These are my notes from the talk Using MapReduce on Large Geographic Datasets by Barry Brummit.

Most of this talk was a repetition of the material in the previous talk by Jeff Dean including reusing a lot of the same slides. My notes primarily contain material I felt was unique to this talk.

A common pattern across a lot of Google services is creating a lot of index files that point and loading them into memory to male lookups fast. This is also done by the Google Maps team which has to handle massive amounts of data (e.g. there are over a hundred million roads in North America).

Below are examples of the kinds of problems the Google Maps has used MapReduce to solve.

Locating all points that connect to a particular road
Input Map Shuffle Reduce Output
List of roads and intersections Create pairs of connected points such as {road, intersection} or {road, road} pairs Sort by key Get list of pairs with the same key A list of all the points that connect to a particular road

Rendering Map Tiles
Input Map Shuffle Reduce Output
Geographic Feature List Emit each feature on a set of overlapping lat/long rectangles Sort by Key Emit tile using data for all enclosed features Rendered tiles

Finding Nearest Gas Station to an Address within five miles
Input Map Shuffle Reduce Output
Graph describing node network with all gas stations marked Search five mile radius of each gas station and mark distance to each node Sort by key For each node, emit path and gas station with the shortest distance Graph marked with nearest gas station to each node

When issues are encountered in a MapReduce it is possible for developers to debug these issues by running their MapReduce applications locally on their desktops.

Developers who would like to harness the power of a several hundred to several thousand node cluster but do not work at Google can try

Recruiting Sales Pitch

[The conference was part recruiting event so some of the speakers ended their talks with a recruiting spiel. - Dare]
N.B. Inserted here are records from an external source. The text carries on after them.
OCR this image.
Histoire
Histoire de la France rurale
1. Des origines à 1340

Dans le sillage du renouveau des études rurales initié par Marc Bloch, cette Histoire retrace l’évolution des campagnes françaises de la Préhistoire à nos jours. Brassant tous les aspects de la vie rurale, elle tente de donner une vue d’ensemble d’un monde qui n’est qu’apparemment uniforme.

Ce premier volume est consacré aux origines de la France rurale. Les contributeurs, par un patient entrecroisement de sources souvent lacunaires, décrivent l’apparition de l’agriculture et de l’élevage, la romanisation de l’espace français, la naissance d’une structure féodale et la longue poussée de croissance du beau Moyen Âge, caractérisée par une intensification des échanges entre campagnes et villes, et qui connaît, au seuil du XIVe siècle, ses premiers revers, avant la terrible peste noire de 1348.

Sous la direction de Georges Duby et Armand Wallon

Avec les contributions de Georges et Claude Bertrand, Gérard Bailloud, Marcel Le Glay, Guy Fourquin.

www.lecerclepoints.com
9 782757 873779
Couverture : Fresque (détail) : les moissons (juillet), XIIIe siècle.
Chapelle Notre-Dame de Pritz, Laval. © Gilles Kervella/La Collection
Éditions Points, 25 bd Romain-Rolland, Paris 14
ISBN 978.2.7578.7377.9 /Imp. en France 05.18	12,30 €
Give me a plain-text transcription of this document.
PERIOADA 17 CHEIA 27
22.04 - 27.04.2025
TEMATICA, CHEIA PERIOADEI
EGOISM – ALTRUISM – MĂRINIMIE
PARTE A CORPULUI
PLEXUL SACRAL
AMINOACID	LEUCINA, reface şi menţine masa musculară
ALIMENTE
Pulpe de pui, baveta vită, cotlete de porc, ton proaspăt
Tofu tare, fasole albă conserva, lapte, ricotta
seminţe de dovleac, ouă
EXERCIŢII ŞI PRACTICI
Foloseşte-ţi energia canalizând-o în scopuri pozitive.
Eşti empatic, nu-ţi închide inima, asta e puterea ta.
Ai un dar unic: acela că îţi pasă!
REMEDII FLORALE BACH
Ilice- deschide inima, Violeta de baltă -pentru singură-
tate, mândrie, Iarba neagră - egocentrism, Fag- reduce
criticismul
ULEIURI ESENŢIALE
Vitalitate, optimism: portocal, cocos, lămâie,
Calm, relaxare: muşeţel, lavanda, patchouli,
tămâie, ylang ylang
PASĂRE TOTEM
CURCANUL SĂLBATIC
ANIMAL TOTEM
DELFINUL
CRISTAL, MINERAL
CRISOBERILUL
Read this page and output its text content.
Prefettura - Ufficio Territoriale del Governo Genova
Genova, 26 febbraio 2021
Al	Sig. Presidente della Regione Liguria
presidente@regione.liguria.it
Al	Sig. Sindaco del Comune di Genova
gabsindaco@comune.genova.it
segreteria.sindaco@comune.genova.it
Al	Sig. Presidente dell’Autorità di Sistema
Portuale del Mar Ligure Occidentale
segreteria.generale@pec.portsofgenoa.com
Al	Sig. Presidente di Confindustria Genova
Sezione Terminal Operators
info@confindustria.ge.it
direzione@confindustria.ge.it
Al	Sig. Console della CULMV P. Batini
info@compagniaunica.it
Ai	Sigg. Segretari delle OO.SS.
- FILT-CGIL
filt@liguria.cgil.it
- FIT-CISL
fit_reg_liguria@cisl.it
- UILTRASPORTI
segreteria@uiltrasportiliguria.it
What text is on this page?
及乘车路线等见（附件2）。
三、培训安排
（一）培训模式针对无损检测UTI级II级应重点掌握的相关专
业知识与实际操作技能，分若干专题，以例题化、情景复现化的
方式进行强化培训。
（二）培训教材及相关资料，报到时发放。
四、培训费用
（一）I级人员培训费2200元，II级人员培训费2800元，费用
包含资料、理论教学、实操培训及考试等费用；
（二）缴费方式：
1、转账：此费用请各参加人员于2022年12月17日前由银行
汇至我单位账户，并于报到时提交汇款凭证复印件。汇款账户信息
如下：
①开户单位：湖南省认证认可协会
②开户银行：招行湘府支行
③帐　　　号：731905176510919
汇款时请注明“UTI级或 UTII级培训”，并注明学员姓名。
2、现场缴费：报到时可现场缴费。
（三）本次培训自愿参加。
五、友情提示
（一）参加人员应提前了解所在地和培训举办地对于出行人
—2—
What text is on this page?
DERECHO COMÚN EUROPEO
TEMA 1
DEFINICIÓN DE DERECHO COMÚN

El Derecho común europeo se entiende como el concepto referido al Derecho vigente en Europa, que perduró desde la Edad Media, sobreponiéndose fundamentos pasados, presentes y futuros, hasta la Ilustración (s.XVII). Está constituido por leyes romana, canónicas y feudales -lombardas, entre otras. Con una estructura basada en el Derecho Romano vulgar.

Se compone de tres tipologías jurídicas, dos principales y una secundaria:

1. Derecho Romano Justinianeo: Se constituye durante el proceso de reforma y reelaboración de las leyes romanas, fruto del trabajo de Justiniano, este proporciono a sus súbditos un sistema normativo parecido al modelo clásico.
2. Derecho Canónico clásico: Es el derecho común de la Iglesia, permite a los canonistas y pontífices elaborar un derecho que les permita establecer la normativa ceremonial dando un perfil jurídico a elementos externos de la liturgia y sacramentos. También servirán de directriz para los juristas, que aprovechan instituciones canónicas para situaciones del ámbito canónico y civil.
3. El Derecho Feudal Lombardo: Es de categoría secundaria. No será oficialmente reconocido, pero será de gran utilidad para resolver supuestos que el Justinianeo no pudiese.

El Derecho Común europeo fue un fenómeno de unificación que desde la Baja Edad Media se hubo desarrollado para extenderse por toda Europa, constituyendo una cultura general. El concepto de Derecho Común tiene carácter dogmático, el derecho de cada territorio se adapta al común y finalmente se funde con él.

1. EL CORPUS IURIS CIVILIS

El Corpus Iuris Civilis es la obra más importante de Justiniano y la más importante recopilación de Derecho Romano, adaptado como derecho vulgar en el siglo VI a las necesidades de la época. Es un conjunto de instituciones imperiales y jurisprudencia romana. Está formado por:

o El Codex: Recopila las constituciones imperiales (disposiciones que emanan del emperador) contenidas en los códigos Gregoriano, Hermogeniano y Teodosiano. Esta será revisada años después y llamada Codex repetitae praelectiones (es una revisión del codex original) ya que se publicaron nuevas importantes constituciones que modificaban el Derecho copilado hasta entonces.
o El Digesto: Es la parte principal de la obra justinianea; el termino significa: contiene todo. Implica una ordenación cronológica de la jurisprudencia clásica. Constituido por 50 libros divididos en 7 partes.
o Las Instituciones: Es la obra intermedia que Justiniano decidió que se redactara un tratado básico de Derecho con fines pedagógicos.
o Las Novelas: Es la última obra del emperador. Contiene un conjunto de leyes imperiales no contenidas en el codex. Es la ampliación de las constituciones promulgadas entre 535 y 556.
The Google infrastructure is the product of Google's engineering culture has the following ten characteristics

  1. single source code repository for all Google code
  2. Developers can checkin fixes for any Google product
  3. You can build any Google product in three steps (get, configure, make)
  4. Uniform coding standards across the company
  5. Mandatory code reviews before checkins
  6. Pervasive unit testing
  7. Tests run nightly, emails sent to developers if any failures
  8. Powerful tools that are shared company-wide
  9. Rapid project cycles, developers change projects often, 20% time
  10. Peer driven review process, flat management hierarchy

Q&A

Q: Where are intermediate results from map operations stored?
A: In BigTable or GFS

Q: Can you use MapReduce incrementally? For example, when new roads are built in North America do we have to run MapReduce over teh entire data set or can we only factor in the changed data?
A: Currently, you'll have to process the entire data stream again. However this is a problem that is the target of lots of active research at Google since it affects a lot of teams.